Antifungals are the standard method of treatment for yeast infections, as is only natural. However, different antifungals have different consequences; many of them can cause damage on their own or in combination with other drugs. Some are unsuitable for individuals that are breastfeeding, and others may be ideal for individuals who are—in some ways they are much like antibiotics. Unfortunately, their similarities to antibiotics includes the ability of various candida strains to develop resistance and immunity to anti-fungal treatment. When this occurs, there are two options: stop treatment or change treatment. Unfortunately, some candida infections will simply continue to mutate and develop new resistances as treatment options (generally in order of best to worst) are slowly worn down over time, ultimately leaving a truly hardy strain of candida likely vulnerable only to the body’s own immune system. Thankfully, fungal infections are much slower to reproduce, repopulate and thus develop immunities as when compared to bacteria. The possibility that they will mutate and develop a resistance to a particular antimycotic agent is very real, but it is sufficiently less likely as compared to the possibility that an infection will develop a resistance to an antibiotic; the overuse of antibiotics over the years has led to the existence of what are known as ‘superbugs’, which are bacteria that are resistant to nearly all antibiotic treatments. They are naturally very bad news and can take a very long time to kill off. Thankfully, there are not as of yet any similar ‘superyeasts’ to fill the same role for yeast infections. They simply do not spread enough or reproduce fast enough for this to occur without the intervention of, say, a laboratory.

That said, while the body’s immune system can fight candida, there is no way to vaccinate for yeast infections that is yet known. There are no real options for treatment available for fungal infections that are not simply antimycotic drugs or steps to prevent fungal infections in the first place, aside from perhaps the bolstering of the immune system through various means to deal with yeast infections indirectly. There are a number of experimental treatments proposed, but none that seem to be close to approval just yet, although his may change very quickly, as yeast infections are a problem that is growing significantly.
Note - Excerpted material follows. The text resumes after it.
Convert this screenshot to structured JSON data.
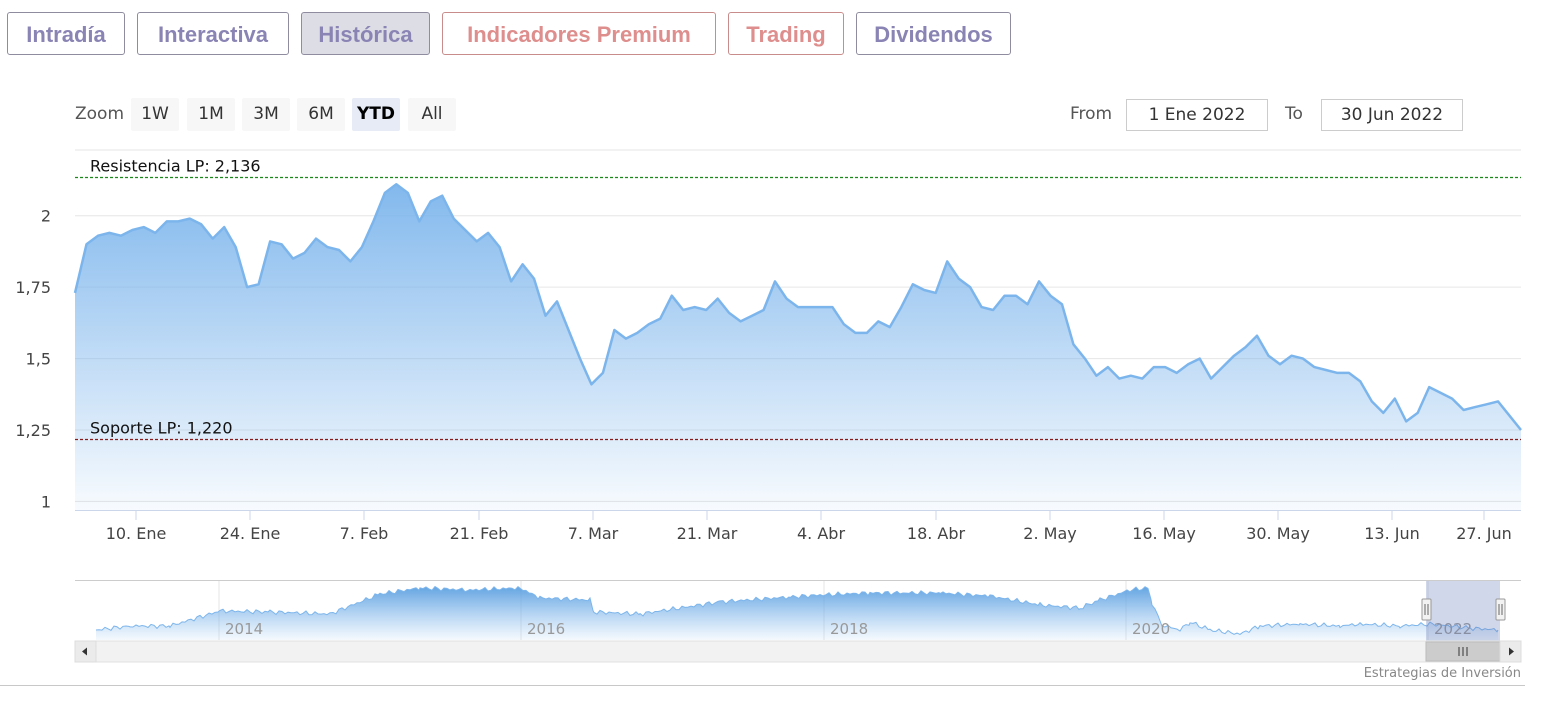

Contrary to what seems to have become a popular myth in recent years, yeast infections are not brought about by the consumption of any particular mushrooms are fungus. This seems to stem from yeast infections being fungal in nature and requiring antimycotic treatment most of the time for the purposes of purging them. While yeast infections are fungal in nature, they are functionally and mycologically very different from even their nearest edible mushroom cousins. There is no link between the consumption of mushrooms and yeast infections that is presently known or worth being concerned about for the sake of preventing yeast infections in the future.

How do I know if I have Yeast Infections?
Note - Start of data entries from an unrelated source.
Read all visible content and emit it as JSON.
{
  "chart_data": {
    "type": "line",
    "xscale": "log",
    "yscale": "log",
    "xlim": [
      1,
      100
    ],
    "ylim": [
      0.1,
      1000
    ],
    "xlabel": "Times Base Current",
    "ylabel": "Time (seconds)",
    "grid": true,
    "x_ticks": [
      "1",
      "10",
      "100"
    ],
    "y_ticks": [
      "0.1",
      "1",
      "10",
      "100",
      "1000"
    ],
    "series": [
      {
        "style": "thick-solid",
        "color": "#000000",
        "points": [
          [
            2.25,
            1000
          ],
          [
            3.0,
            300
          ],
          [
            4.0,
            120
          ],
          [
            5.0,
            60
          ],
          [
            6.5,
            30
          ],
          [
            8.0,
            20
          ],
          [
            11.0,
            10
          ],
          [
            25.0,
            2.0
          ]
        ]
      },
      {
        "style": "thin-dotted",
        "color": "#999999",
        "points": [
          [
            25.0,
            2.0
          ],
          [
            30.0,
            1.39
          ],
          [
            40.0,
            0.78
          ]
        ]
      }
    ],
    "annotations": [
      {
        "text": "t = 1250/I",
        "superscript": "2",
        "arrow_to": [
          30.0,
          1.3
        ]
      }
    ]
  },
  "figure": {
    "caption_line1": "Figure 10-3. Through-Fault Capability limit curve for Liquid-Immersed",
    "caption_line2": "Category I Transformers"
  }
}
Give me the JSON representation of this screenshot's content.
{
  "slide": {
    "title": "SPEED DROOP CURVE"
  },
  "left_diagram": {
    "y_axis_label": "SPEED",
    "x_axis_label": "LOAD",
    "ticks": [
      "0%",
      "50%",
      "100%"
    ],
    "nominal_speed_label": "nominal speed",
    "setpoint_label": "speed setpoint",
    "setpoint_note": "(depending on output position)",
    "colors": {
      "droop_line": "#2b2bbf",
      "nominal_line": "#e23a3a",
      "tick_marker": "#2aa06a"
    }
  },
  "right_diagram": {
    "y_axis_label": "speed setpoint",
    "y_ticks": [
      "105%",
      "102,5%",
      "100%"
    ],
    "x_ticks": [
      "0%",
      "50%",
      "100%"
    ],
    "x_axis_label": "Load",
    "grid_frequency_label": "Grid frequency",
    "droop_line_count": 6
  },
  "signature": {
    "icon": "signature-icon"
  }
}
Yeast infections can be detected by their symptoms, but a proper diagnosis requires microscopic examination or culturing done by a medical professional. This process allows for a positive diagnosis of what strain of candida is being suffered from, which can communicate much about the most effective means of candida treatment for the situation.

For the microscopic analysis, a scraping is taken from the infected area, and an acid is applied that will spare any possible yeast growth but clear away residual skin cells. This allows a clear and plain image of what fungus is growing and its nature. This is a fairly simply sampling process that is employed with many kinds of fungal infections in addition to candida.

For culturing, a sample is taken with a sterile swab and incubated in a petri dish until it propagates and grows into something more recognizable. Once the fungus has spread within the dish it may be visually identified for color and other qualities, which will allow a medical professional to determine more about what fungus is causing the infection and how to fight it properly.